There is no question that structures with expansive, shining surfaces are appealing. Their reflectivity also serves a purpose, dramatically reducing solar heat gain throughout the year. But lacking adequate concern for the reflected light and redirected and/or concentrated solar radiation has caused personal injury, glare, heat damage, and overheating of adjacent buildings.
In 2010 reports emerged about the "Vdara Death Ray"—concentrated reflections that burned sunbathers on the Las Vegas hotel's pool deck. In a similar case, light reflected from the facade of the Wynn hotel tower burned the roofing materials on the building's podium as they were about to be installed. Both cases involved a concave, curved facade of highly reflective glass facing the sun for part of the day. Similar problems were created by Frank Gehry's Disney Hall in Los Angeles, but not by glass; specular polished stainless-steel panels caused excessive solar glare and heat gain in adjacent buildings.
Redirected solar radiation can cause trouble even without being concentrated. The south facade of Museum Tower, a new 42-story residential building adjacent to the Nasher Sculpture Center in Dallas, is redirecting light that defeats Renzo Piano's "magic carpet" roof on the Nasher. The roof is designed to prevent direct solar light from the south, but reflected sunlight now comes from the north.
Unfortunately, because most of the cases involve whole building facades, the options for corrective measures are limited and usually extraordinarily expensive. All of these, of course, could have been prevented by some working knowledge of reflection and the consequences of highly reflective building surfaces.
Materials have two types of reflectance: specular reflectance, which reflects light like a mirror, and diffuse reflectance, which reflects in all directions. The amount of reflectance is expressed as a percentage of incident light. Although diffuse white buildings can be bright and occasionally glaring, extreme problems are generally caused when specular reflectance approaches 20 percent. With up to 100 watts per square foot of solar power hitting the glass, even the directly reflected rays of the sun pack a real energy punch.
To prevent reflectance problems, local codes could ban the use of facade materials with more than 10 percent specular visible-light reflectance. This will work, but it might unreasonably restrict architectural design. As an alternative, communities could require reflectance studies when a highly reflective facade is proposed.
With current technology, reflectance problems can be thoroughly studied using ray-tracing software. These studies produce exact data and can be automated to provide video of the sun striking the site throughout the year. For complex buildings, the cost and time of such studies are probably warranted.

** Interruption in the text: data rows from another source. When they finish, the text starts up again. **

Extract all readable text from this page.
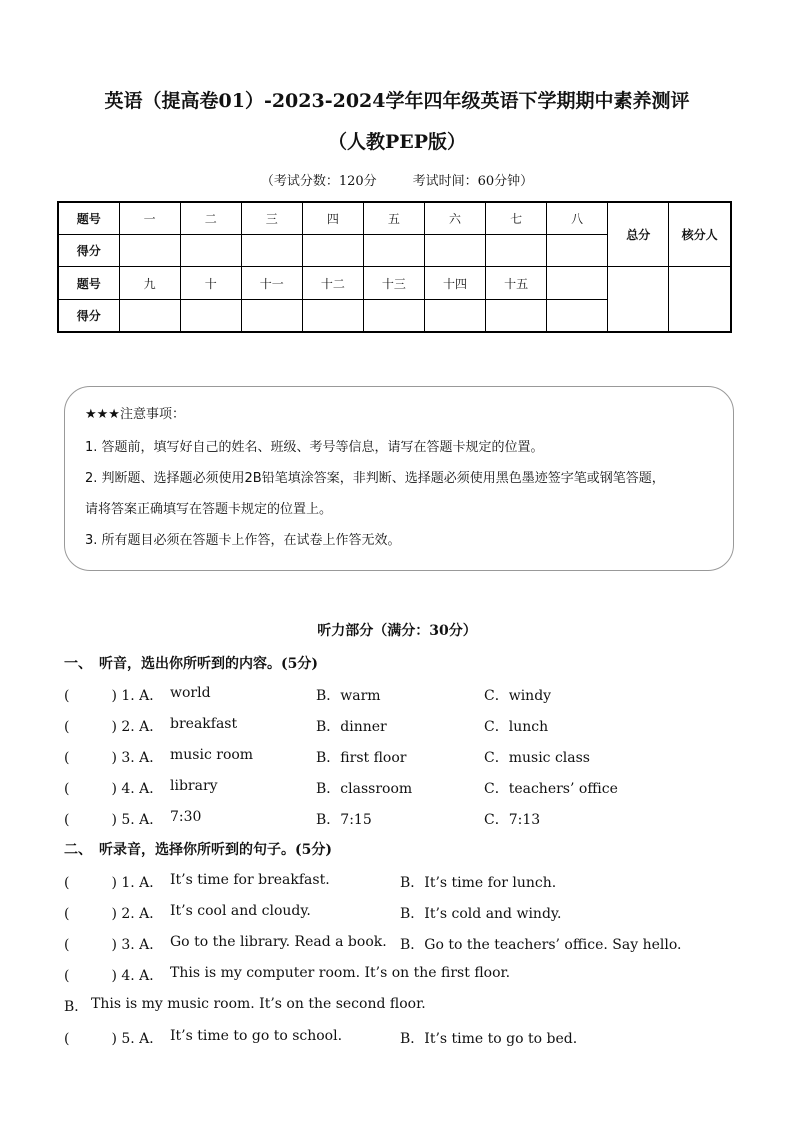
英语（提高卷01）-2023-2024学年四年级英语下学期期中素养测评
（人教PEP版）
（考试分数：120分	考试时间：60分钟）
题号	一	二	三	四	五	六	七	八	总分	核分人
得分										
题号	九	十	十一	十二	十三	十四	十五			
得分										
★★★注意事项：
1. 答题前，填写好自己的姓名、班级、考号等信息，请写在答题卡规定的位置。
2. 判断题、选择题必须使用2B铅笔填涂答案，非判断、选择题必须使用黑色墨迹签字笔或钢笔答题，
请将答案正确填写在答题卡规定的位置上。
3. 所有题目必须在答题卡上作答，在试卷上作答无效。
听力部分（满分：30分）
一、　听音，选出你所听到的内容。(5分)
(　　　) 1. A． world	B．warm	C．windy
(　　　) 2. A． breakfast	B．dinner	C．lunch
(　　　) 3. A． music room	B．first floor	C．music class
(　　　) 4. A． library	B．classroom	C．teachers’ office
(　　　) 5. A． 7:30	B．7:15	C．7:13
二、　听录音，选择你所听到的句子。(5分)
(　　　) 1. A． It’s time for breakfast.	B．It’s time for lunch.
(　　　) 2. A． It’s cool and cloudy.	B．It’s cold and windy.
(　　　) 3. A． Go to the library. Read a book. B．Go to the teachers’ office. Say hello.
(　　　) 4. A． This is my computer room. It’s on the first floor.
B． This is my music room. It’s on the second floor.
(　　　) 5. A． It’s time to go to school.	B．It’s time to go to bed.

But for many projects, an inexpensive heliodon study could prove adequate. This can be done with a relatively simple building model, finished in exactly the same reflectance and specularity as the proposed building, in a darkened room. It's helpful to include simple models of surrounding structures and topography. Then, using white paper to help detect reflected beams and a light meter to measure the amount, note the solar angles at which beams of light will be reflected onto the site or adjacent buildings. Simple sun-path diagrams will help determine the times when problems might occur. For any study, it is important to understand the community and its structures.